Sunday, April 20, 2008

Inflation Hits Close to Home


By Sujata Khandelwal
Central New York-With the economic slowdown leaving few untouched and the United States wrestling with the worst food inflation in seventeen years, low-income residents of central New York are making some tough choices just to put food on the table.

“Taking it one day at a time.”
Single mom, Deborah Wrightson, never thought she would have to make a decision between eating or heating her two-bedroom home. “I have to turn the heat off and my son says ‘Mom, I’m cold,’ and I say I know honey, but it’s expensive,” said Wrightson. Wrightson and her son Anthony are among hundreds of central New Yorkers trying to survive a struggling economy. According to a recent article on MSNBC, overall food prices this year have soared 5 percent as compared with the average 2.5 percent annual rise for the last fifteen years.

Local Organizations
For central New York families, who cannot continue to absorb the rising cost of groceries, there are several organizations lending a helping hand.

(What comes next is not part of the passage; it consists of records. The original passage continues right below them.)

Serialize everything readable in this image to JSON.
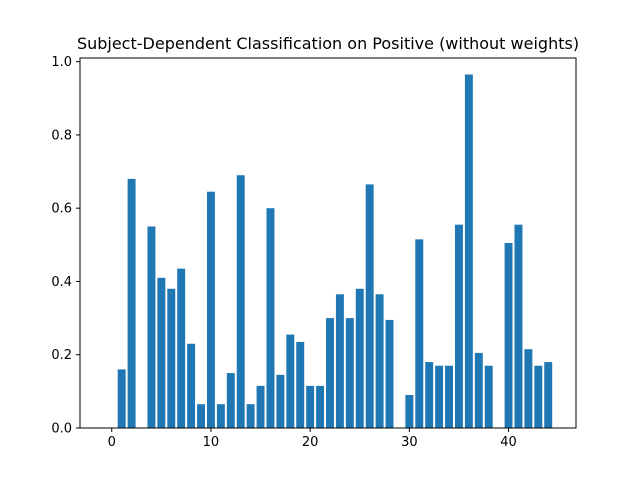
{
  "chart_data": {
    "type": "bar",
    "title": "Subject-Dependent Classification on Positive (without weights)",
    "xlabel": "",
    "ylabel": "",
    "x": [
      0,
      1,
      2,
      3,
      4,
      5,
      6,
      7,
      8,
      9,
      10,
      11,
      12,
      13,
      14,
      15,
      16,
      17,
      18,
      19,
      20,
      21,
      22,
      23,
      24,
      25,
      26,
      27,
      28,
      29,
      30,
      31,
      32,
      33,
      34,
      35,
      36,
      37,
      38,
      39,
      40,
      41,
      42,
      43,
      44
    ],
    "values": [
      0.0,
      0.16,
      0.68,
      0.0,
      0.55,
      0.41,
      0.38,
      0.435,
      0.23,
      0.065,
      0.645,
      0.065,
      0.15,
      0.69,
      0.065,
      0.115,
      0.6,
      0.145,
      0.255,
      0.235,
      0.115,
      0.115,
      0.3,
      0.365,
      0.3,
      0.38,
      0.665,
      0.365,
      0.295,
      0.0,
      0.09,
      0.515,
      0.18,
      0.17,
      0.17,
      0.555,
      0.965,
      0.205,
      0.17,
      0.0,
      0.505,
      0.555,
      0.215,
      0.17,
      0.18
    ],
    "xlim": [
      -3.2,
      46.8
    ],
    "ylim": [
      0,
      1.01
    ],
    "xticks": [
      0,
      10,
      20,
      30,
      40
    ],
    "xtick_labels": [
      "0",
      "10",
      "20",
      "30",
      "40"
    ],
    "yticks": [
      0.0,
      0.2,
      0.4,
      0.6,
      0.8,
      1.0
    ],
    "ytick_labels": [
      "0.0",
      "0.2",
      "0.4",
      "0.6",
      "0.8",
      "1.0"
    ],
    "grid": false,
    "bar_color": "#1f77b4"
  }
}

The Food Bank of Central New York sponsors a food pantry everyday at various locations in the region. Pastor Claire Pietra of Valley Worship Church organizes a food pantry at least once a week. She notices many more people coming to the pantries. “More people are using food pantries as supplemental foods rather than emergency food. Much more people are in a crisis all the time,” she said. The Samaritan Center in downtown Syracuse prepares hot meals everyday, and it, too, is serving many more people than usual.

Feeling the Pinch
Many residents in Syracuse are finding it difficult to even afford simple basic items. Eveanne Davis recently visited a food pantry for the first time. “I stopped buying the eggs, and I don’t buy the milk, and I only buy things I have to buy, the necessities,” she said. Jalica Housely is a widow living on social security. She cannot recall a more difficult time. “This is the hardest for me. It’s very hard for me right now. Like, I said, I manage though,” she said.

Although many in Syracuse continue to struggle, and perhaps wouldn’t survive without food pantries and the good will of volunteer agencies, it’s the help from above that get them through one day at a time.